Separating the Summary from the Input

LangChain returns both the input prompt and the generated response in one long text. To get only the summary, we must split the summary from the document that we sent as input. We can use the LangChain output parser RegexParser for this.

Cell 6:

from langchain_classic.output_parsers import RegexParser
import re

output_parser = RegexParser(
    regex=rf'{separator}(.*)',
    output_keys=['summary'],
    flags=re.DOTALL)

Create chain

The document loader loads each PDF page as a separate ‘document’. This is partly for technical reasons because that is the way PDFs are structured. Therefore, we use the chain called create_stuff_documents_chain which joins multiple documents into a single large document.

Cell 7:

# chain = create_stuff_documents_chain(
#        llm, prompt, output_parser=output_parser)

chain = create_stuff_documents_chain(llm, prompt)

A function to split the summary from the input. LangChain returns both the input prompt and the generated response in one long text. To get only the summary, we must split the summary from the document that we sent as input.

Cell 8:

def split_result(result):
    "Split the reply from the prompt, should be done with output parser?"
    position = result.find(separator)
    summary = result[position + len(separator) :]
    return summary

Loading the Documents

We use LangChain’s DirectoryLoader to load all in files in document_folder. document_folder is defined at the start of this Notebook.

Cell 8:

from langchain_community.document_loaders import DirectoryLoader

loader = DirectoryLoader(document_folder)
documents = loader.load()
print('number of documents:', len(documents))

Creating the Summaries

Now, we can iterate over these documents with a for-loop.

Cell 9:

summaries = {}

for document in documents:
    filename = document.metadata['source']
    print(filename)
    summary = chain.invoke({"context": [document]})
    summary = split_result(summary)
    summaries[filename] = summary
    print('Summary of file', filename)
    print(summary)

Saving the Summaries to Text Files

Finally, we save the summaries for later use.
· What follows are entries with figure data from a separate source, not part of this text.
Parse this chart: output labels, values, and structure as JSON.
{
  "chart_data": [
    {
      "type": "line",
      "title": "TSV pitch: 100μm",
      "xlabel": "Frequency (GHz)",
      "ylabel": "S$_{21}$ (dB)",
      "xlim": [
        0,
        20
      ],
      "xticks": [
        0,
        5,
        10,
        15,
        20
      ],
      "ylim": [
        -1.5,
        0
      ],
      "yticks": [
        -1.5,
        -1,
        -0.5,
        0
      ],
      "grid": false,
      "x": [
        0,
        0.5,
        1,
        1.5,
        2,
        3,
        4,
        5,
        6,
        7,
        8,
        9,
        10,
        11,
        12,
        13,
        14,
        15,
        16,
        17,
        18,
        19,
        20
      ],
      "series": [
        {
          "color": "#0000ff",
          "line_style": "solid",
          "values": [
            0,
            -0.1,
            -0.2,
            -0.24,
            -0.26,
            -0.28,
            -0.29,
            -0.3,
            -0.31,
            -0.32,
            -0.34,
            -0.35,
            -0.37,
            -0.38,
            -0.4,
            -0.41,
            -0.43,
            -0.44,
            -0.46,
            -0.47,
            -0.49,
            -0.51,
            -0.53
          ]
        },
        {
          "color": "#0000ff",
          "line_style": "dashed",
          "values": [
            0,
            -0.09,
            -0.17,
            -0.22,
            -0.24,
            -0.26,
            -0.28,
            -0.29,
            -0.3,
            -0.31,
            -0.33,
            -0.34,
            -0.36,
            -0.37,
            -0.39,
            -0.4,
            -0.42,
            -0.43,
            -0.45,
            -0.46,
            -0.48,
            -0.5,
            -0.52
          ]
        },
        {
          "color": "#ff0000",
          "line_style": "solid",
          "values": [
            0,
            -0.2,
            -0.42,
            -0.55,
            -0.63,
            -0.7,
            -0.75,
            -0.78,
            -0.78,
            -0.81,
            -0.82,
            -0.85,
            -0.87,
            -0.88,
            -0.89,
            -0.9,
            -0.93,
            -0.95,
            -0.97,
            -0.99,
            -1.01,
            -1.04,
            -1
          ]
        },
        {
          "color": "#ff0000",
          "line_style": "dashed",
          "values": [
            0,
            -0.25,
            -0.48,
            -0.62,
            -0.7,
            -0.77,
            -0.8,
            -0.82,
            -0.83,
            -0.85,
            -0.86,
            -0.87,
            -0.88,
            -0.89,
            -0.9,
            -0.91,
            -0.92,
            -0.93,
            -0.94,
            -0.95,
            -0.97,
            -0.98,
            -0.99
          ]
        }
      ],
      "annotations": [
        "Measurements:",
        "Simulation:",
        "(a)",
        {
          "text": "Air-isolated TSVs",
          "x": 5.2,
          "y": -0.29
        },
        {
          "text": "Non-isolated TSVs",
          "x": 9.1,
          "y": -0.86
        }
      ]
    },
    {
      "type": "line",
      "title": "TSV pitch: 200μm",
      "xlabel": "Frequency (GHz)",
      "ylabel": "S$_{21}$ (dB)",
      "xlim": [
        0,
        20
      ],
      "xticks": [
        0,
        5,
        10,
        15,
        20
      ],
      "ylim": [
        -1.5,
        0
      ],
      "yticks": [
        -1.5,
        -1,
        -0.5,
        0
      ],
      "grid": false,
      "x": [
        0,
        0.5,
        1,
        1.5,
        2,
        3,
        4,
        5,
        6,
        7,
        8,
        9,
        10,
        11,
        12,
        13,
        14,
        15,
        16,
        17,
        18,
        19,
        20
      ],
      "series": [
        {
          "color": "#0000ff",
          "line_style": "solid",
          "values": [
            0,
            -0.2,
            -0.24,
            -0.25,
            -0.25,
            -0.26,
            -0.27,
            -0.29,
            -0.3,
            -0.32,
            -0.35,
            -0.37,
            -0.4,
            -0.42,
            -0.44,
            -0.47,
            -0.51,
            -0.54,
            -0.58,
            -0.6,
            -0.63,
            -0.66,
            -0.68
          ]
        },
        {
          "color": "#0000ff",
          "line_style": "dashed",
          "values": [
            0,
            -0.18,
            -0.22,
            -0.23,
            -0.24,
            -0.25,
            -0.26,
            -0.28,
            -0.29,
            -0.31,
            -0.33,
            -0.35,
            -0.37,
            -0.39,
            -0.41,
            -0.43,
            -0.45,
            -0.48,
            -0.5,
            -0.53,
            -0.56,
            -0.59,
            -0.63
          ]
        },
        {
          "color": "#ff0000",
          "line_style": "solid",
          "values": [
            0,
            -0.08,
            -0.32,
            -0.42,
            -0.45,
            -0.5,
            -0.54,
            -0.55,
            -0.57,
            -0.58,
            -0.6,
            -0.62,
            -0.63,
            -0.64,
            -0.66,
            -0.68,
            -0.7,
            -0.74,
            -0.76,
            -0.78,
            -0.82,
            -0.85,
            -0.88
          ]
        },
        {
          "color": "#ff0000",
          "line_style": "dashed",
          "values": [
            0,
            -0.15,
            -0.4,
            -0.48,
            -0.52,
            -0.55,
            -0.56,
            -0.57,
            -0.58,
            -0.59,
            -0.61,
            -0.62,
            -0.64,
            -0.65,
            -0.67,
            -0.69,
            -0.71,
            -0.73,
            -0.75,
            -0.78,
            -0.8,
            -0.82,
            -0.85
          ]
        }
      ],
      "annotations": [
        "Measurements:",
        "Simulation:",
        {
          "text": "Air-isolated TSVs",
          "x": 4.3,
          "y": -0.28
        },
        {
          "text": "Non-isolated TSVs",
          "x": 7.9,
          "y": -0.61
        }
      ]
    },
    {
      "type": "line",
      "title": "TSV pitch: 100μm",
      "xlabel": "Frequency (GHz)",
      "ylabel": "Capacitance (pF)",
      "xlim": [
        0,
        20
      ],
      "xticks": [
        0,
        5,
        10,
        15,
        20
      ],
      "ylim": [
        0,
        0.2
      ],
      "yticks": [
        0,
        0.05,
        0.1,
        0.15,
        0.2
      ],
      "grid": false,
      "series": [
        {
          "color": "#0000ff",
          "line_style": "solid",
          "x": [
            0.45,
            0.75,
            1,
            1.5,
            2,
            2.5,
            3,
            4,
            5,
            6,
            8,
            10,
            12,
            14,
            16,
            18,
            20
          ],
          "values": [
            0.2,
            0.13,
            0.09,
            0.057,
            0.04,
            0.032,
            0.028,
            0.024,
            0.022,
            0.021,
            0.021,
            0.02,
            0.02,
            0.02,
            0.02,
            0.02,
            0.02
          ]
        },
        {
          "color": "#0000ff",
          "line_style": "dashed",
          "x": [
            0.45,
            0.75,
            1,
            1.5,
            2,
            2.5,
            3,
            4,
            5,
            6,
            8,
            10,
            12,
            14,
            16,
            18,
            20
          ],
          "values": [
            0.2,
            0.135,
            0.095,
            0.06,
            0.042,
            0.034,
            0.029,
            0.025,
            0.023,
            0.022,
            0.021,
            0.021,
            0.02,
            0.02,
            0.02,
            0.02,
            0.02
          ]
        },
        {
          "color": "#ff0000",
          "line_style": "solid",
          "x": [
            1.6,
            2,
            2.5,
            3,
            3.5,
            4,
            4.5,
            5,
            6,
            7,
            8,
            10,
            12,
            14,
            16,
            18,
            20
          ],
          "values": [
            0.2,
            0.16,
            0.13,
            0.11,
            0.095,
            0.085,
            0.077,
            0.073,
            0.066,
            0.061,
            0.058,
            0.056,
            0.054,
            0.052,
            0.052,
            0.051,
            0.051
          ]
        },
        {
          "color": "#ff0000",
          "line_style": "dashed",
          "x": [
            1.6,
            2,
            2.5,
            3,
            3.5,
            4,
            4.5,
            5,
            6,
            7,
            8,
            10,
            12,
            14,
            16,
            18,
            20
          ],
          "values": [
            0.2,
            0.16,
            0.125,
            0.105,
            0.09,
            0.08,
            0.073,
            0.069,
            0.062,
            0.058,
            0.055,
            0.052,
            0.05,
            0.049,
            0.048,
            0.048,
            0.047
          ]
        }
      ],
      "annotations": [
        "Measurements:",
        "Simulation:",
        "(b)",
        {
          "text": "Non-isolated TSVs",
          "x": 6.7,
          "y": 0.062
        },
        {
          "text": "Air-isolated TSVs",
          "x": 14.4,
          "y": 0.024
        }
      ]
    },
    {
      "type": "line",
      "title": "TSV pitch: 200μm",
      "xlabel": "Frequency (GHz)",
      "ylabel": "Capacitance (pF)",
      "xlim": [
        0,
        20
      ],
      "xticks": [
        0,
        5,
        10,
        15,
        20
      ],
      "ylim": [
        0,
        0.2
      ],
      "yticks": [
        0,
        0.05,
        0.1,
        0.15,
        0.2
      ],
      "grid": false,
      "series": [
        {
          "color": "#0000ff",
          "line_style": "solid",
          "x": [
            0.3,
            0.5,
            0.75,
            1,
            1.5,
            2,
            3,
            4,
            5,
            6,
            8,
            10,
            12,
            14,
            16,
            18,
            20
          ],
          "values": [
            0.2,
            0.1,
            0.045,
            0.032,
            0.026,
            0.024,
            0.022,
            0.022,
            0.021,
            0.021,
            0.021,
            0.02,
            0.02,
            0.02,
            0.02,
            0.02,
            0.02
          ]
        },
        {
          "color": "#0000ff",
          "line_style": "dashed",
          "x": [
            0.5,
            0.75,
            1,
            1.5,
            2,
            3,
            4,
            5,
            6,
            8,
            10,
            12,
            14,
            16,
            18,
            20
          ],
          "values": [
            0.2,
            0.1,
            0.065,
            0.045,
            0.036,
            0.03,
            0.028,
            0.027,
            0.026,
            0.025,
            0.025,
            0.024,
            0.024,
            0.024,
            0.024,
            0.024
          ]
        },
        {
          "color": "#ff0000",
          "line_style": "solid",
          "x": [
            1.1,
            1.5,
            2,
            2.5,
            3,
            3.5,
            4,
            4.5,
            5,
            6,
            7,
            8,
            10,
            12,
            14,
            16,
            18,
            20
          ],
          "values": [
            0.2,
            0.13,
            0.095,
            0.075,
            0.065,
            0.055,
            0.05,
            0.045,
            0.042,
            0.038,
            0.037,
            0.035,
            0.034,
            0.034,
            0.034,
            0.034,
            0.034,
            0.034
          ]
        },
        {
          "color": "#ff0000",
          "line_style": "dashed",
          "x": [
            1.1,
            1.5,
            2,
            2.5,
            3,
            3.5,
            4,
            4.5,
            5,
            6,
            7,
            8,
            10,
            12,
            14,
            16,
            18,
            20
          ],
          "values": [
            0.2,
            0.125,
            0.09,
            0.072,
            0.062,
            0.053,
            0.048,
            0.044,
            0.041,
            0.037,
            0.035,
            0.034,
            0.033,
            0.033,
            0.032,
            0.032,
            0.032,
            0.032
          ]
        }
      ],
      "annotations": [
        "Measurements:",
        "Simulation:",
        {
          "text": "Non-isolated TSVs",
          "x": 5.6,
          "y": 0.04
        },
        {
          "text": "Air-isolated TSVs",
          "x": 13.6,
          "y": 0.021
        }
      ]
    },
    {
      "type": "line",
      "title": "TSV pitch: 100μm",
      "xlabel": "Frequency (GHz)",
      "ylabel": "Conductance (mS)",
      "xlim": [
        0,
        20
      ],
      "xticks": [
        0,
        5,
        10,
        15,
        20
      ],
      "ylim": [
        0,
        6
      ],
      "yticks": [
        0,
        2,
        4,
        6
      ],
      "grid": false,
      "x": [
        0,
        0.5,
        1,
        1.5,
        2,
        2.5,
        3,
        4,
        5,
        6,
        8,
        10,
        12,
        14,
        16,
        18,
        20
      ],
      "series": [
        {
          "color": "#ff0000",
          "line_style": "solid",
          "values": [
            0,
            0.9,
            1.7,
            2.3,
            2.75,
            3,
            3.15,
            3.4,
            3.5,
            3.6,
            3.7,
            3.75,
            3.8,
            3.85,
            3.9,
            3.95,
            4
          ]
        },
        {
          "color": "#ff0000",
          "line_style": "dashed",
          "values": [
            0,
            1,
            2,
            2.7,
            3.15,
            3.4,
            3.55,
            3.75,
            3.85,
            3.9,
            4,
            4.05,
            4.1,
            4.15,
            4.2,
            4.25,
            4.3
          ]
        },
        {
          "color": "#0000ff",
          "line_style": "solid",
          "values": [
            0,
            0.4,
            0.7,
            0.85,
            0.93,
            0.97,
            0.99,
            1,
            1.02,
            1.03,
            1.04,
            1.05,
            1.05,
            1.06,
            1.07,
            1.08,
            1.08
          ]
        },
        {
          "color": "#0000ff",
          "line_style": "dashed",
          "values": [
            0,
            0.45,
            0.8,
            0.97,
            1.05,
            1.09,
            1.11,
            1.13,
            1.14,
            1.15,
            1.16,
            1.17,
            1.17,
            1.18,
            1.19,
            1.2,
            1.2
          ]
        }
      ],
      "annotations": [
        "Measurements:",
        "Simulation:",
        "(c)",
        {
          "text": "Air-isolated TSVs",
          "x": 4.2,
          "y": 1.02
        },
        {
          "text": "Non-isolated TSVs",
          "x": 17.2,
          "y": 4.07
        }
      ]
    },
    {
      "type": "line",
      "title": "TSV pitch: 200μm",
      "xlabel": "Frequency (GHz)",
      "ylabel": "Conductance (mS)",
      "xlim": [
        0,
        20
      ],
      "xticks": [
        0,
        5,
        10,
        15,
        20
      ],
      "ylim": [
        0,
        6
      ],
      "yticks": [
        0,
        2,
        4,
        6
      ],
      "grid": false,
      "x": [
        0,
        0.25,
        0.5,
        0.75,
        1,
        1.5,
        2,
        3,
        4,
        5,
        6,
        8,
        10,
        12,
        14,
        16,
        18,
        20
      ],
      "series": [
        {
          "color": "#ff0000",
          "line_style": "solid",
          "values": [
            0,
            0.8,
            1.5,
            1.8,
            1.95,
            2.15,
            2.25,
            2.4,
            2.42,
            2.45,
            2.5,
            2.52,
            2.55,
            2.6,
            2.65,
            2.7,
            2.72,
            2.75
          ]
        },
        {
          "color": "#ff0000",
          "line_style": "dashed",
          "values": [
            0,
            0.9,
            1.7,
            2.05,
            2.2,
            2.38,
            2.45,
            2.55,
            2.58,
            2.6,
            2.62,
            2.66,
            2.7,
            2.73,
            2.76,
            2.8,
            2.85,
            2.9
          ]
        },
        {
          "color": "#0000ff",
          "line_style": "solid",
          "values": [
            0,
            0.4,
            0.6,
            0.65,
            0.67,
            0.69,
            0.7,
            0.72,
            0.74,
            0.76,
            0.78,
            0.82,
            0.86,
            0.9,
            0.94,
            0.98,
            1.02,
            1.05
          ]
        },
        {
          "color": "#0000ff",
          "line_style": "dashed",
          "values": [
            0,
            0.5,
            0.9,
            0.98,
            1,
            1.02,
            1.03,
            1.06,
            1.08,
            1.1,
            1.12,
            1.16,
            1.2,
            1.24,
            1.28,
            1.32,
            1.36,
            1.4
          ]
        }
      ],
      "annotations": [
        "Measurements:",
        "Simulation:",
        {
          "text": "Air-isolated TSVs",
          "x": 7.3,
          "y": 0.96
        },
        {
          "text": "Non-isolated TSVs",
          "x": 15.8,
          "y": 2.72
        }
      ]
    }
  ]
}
In the example below, we save all the summaries in the file summaries.txt.

Cell 10:

with open('summaries_2.txt', 'w') as outfile:
    for filename in summaries:
        print('Summary of ', filename, file = outfile)
        print(summaries[filename], file=outfile)
        print(file=outfile)

Make an overall summary

See here under bonus material

Task 5.3:

The processes of the Chapters Chatbot and Summarization, may be done on the largest and the second largest GPU at Fox (40GB memory). As we advance to the next chapter with RAG, we depend on the largest GPU with its 80GB memory. Make sure you have your job running on the mentioned GPU resource. Also go to the menu in Jupyter lab, and choose as shown in the illustration below: Kernel –> Shut down all kernels. Now, you are going to open a new workbook, save it with a name you choose, and run the RAG process in that new document, without any other content in the cells.

Task 5.4:

How can you see if a single kernel is running and how do you shut them down one by one?